About
I am a Computer science undergrad from VIT, Vellore. I enjoy building algorithmic solutions to real world problems. I tweet, make projects and have a technical blog as a hobby. I am also a passionate public speaker (toastmaster).
Education
Bachelor of Technology, Computer Science and Engineering
Vellore Institute of Technology, 2018 - 2022. CGPA (till 5th semester) - 8.54
Skills
Technical Skills
Languages
- Java (Data Structures and Algorithms)
- Python for Datascience
Course Work
- Web Mining
- Data Visualisation
- Machine Learning
- Natural Language Processing
- Image processing
Other skills
- Public speaking
Personal Projects
Project 1 : COVID Query using NLP
Automatic question answering system for COVID19 queries from reliable resources using Natural Language Processing.
Exposure: BeautifulSoup, Numpy, Pandas, Textblob, Wordcloud, Bag of words, Word2Vec, GloVe, TF-IDF, Bert.
Project Overview
- Data was collected from various government websites from the FAQ section using a custom built python scraper. The dataset has two coloums, questions and answers. - Wordclouds of both the coloums were plotted, and polarity and subjectivity of two coloums were checked using textblob. - All the rows were pre-processed and tokenized. - Phrase embeddings of each row was found using 5 different NLP models - Bag of Words, Word2Vev, GloVe, TF-IDF and BERT. - Cosine similarities of the Query embedding was compared with the datset to retrieve the closest question and the answer. - Accuracies of all the answers retreived by the five models were compared using various testcases to find which model gave the best answer.

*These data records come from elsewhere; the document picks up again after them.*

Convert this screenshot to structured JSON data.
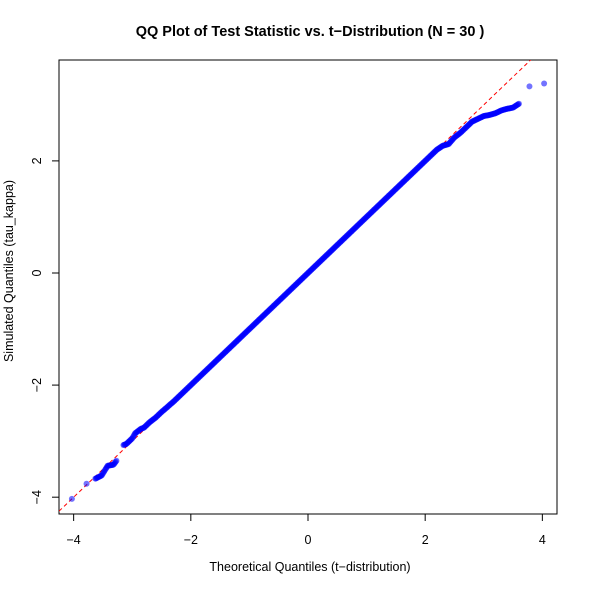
{
  "chart_data": {
    "type": "scatter",
    "title": "QQ Plot of Test Statistic vs. t−Distribution (N = 30 )",
    "xlabel": "Theoretical Quantiles (t−distribution)",
    "ylabel": "Simulated Quantiles (tau_kappa)",
    "xlim": [
      -4.25,
      4.25
    ],
    "ylim": [
      -4.3,
      3.8
    ],
    "x_ticks": [
      -4,
      -2,
      0,
      2,
      4
    ],
    "x_tick_labels": [
      "−4",
      "−2",
      "0",
      "2",
      "4"
    ],
    "y_ticks": [
      -4,
      -2,
      0,
      2
    ],
    "y_tick_labels": [
      "−4",
      "−2",
      "0",
      "2"
    ],
    "grid": false,
    "point_color": "#0000ff",
    "point_opacity": 0.55,
    "reference_line": {
      "intercept": 0,
      "slope": 1,
      "style": "dashed",
      "color": "#ff0000"
    },
    "series": [
      {
        "x": [
          -4.03,
          -3.78,
          -3.63,
          -3.52,
          -3.42,
          -3.37,
          -3.32,
          -3.27,
          -3.15,
          -3.1,
          -3.05,
          -3.0,
          -2.95,
          -2.9,
          -2.85,
          -2.8,
          -2.7,
          -2.6,
          -2.5,
          -2.4,
          -2.3,
          -2.2,
          -2.1,
          -2.0,
          -1.9,
          -1.8,
          -1.7,
          -1.6,
          -1.5,
          -1.4,
          -1.3,
          -1.2,
          -1.1,
          -1.0,
          -0.9,
          -0.8,
          -0.7,
          -0.6,
          -0.5,
          -0.4,
          -0.3,
          -0.2,
          -0.1,
          0.0,
          0.1,
          0.2,
          0.3,
          0.4,
          0.5,
          0.6,
          0.7,
          0.8,
          0.9,
          1.0,
          1.1,
          1.2,
          1.3,
          1.4,
          1.5,
          1.6,
          1.7,
          1.8,
          1.9,
          2.0,
          2.1,
          2.2,
          2.3,
          2.4,
          2.5,
          2.6,
          2.7,
          2.8,
          2.9,
          3.0,
          3.1,
          3.2,
          3.3,
          3.4,
          3.5,
          3.6,
          3.78,
          4.03
        ],
        "y": [
          -4.03,
          -3.76,
          -3.67,
          -3.61,
          -3.44,
          -3.43,
          -3.42,
          -3.35,
          -3.07,
          -3.05,
          -3.0,
          -2.95,
          -2.86,
          -2.82,
          -2.78,
          -2.76,
          -2.66,
          -2.58,
          -2.48,
          -2.39,
          -2.3,
          -2.2,
          -2.1,
          -2.0,
          -1.9,
          -1.8,
          -1.7,
          -1.6,
          -1.5,
          -1.4,
          -1.3,
          -1.2,
          -1.1,
          -1.0,
          -0.9,
          -0.8,
          -0.7,
          -0.6,
          -0.5,
          -0.4,
          -0.3,
          -0.2,
          -0.1,
          0.0,
          0.1,
          0.2,
          0.3,
          0.4,
          0.5,
          0.6,
          0.7,
          0.8,
          0.9,
          1.0,
          1.1,
          1.2,
          1.3,
          1.4,
          1.5,
          1.6,
          1.7,
          1.8,
          1.9,
          2.0,
          2.1,
          2.2,
          2.27,
          2.3,
          2.42,
          2.5,
          2.6,
          2.7,
          2.75,
          2.8,
          2.82,
          2.85,
          2.9,
          2.93,
          2.95,
          3.02,
          3.33,
          3.38
        ]
      }
    ]
  }
}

Project 2 : Netflix Wrapped (Ongoing)
Streamlit app that analyses your Netflix Viewing activity, inspired by Spotify Wrapped.
Project Overview
- My viewing history was downloaded after requesting for a download of my personal information from my account. It was processed within 10 hours. - Data was pre-processed and analysed using Seaborn and matplotlib.

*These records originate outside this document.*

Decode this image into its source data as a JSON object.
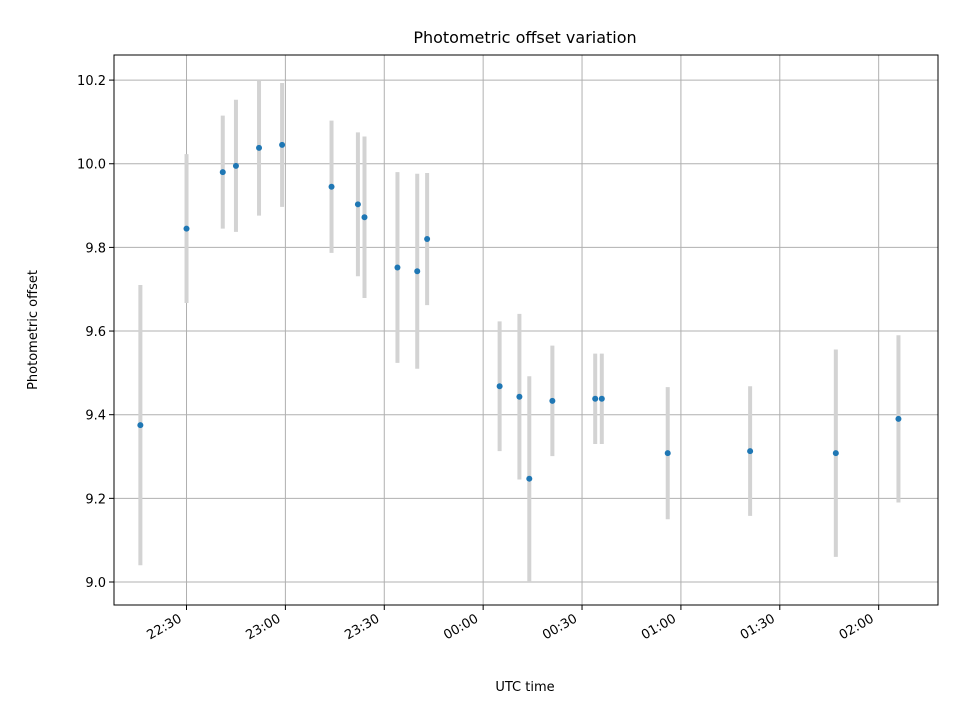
{
  "chart_data": {
    "type": "scatter",
    "title": "Photometric offset variation",
    "xlabel": "UTC time",
    "ylabel": "Photometric offset",
    "x_unit": "UTC time (hh:mm)",
    "xlim": [
      "22:08",
      "02:18"
    ],
    "ylim": [
      8.945,
      10.26
    ],
    "grid": true,
    "x_ticks": [
      "22:30",
      "23:00",
      "23:30",
      "00:00",
      "00:30",
      "01:00",
      "01:30",
      "02:00"
    ],
    "y_ticks": [
      "9.0",
      "9.2",
      "9.4",
      "9.6",
      "9.8",
      "10.0",
      "10.2"
    ],
    "points": [
      {
        "x": "22:16",
        "y": 9.375,
        "yerr": 0.335
      },
      {
        "x": "22:30",
        "y": 9.845,
        "yerr": 0.178
      },
      {
        "x": "22:41",
        "y": 9.98,
        "yerr": 0.135
      },
      {
        "x": "22:45",
        "y": 9.995,
        "yerr": 0.158
      },
      {
        "x": "22:52",
        "y": 10.038,
        "yerr": 0.162
      },
      {
        "x": "22:59",
        "y": 10.045,
        "yerr": 0.148
      },
      {
        "x": "23:14",
        "y": 9.945,
        "yerr": 0.158
      },
      {
        "x": "23:22",
        "y": 9.903,
        "yerr": 0.172
      },
      {
        "x": "23:24",
        "y": 9.872,
        "yerr": 0.193
      },
      {
        "x": "23:34",
        "y": 9.752,
        "yerr": 0.228
      },
      {
        "x": "23:40",
        "y": 9.743,
        "yerr": 0.233
      },
      {
        "x": "23:43",
        "y": 9.82,
        "yerr": 0.158
      },
      {
        "x": "00:05",
        "y": 9.468,
        "yerr": 0.155
      },
      {
        "x": "00:11",
        "y": 9.443,
        "yerr": 0.198
      },
      {
        "x": "00:14",
        "y": 9.247,
        "yerr": 0.245
      },
      {
        "x": "00:21",
        "y": 9.433,
        "yerr": 0.132
      },
      {
        "x": "00:34",
        "y": 9.438,
        "yerr": 0.108
      },
      {
        "x": "00:36",
        "y": 9.438,
        "yerr": 0.108
      },
      {
        "x": "00:56",
        "y": 9.308,
        "yerr": 0.158
      },
      {
        "x": "01:21",
        "y": 9.313,
        "yerr": 0.155
      },
      {
        "x": "01:47",
        "y": 9.308,
        "yerr": 0.248
      },
      {
        "x": "02:06",
        "y": 9.39,
        "yerr": 0.2
      }
    ],
    "colors": {
      "point": "#1f77b4",
      "errorbar": "#d3d3d3",
      "grid": "#b0b0b0",
      "axes": "#000000"
    }
  }
}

Project 3 : VITian LinkedIn data Analysis
Pre-processing, Classification and geo-spatial clustering of VITian LinkedIn Profile data
Exposure, Numpy, Pandas, Sklearn, Matplotlib, Classifiers, BERT, Geo=Pandas, Silhoutee score, Wordcloud
Project Overview
- 5000 profiles of VITians were scraped from LinkedIn and labelled into 7 different domains. - Coloums were pre-processed using various techniques to reduce null values and handle inconsistencies. - EDA on the data was done using Tree Maps and Subburst Graphs to undertsand the Heirarchy in the dataset. - Classification of profiles into different domains was done using profile summary and profile headline. - BERT encoding for all the coloumns were found, and PCA was done during feature selection. - Geo-spatial clustering of the data was done using DBSCAN and plotted on a worldmap using location in the profiles. - Sillhoute score was found and Wordcloud analysis of profiles under each cluster was done, to understand more about the people in each cluster.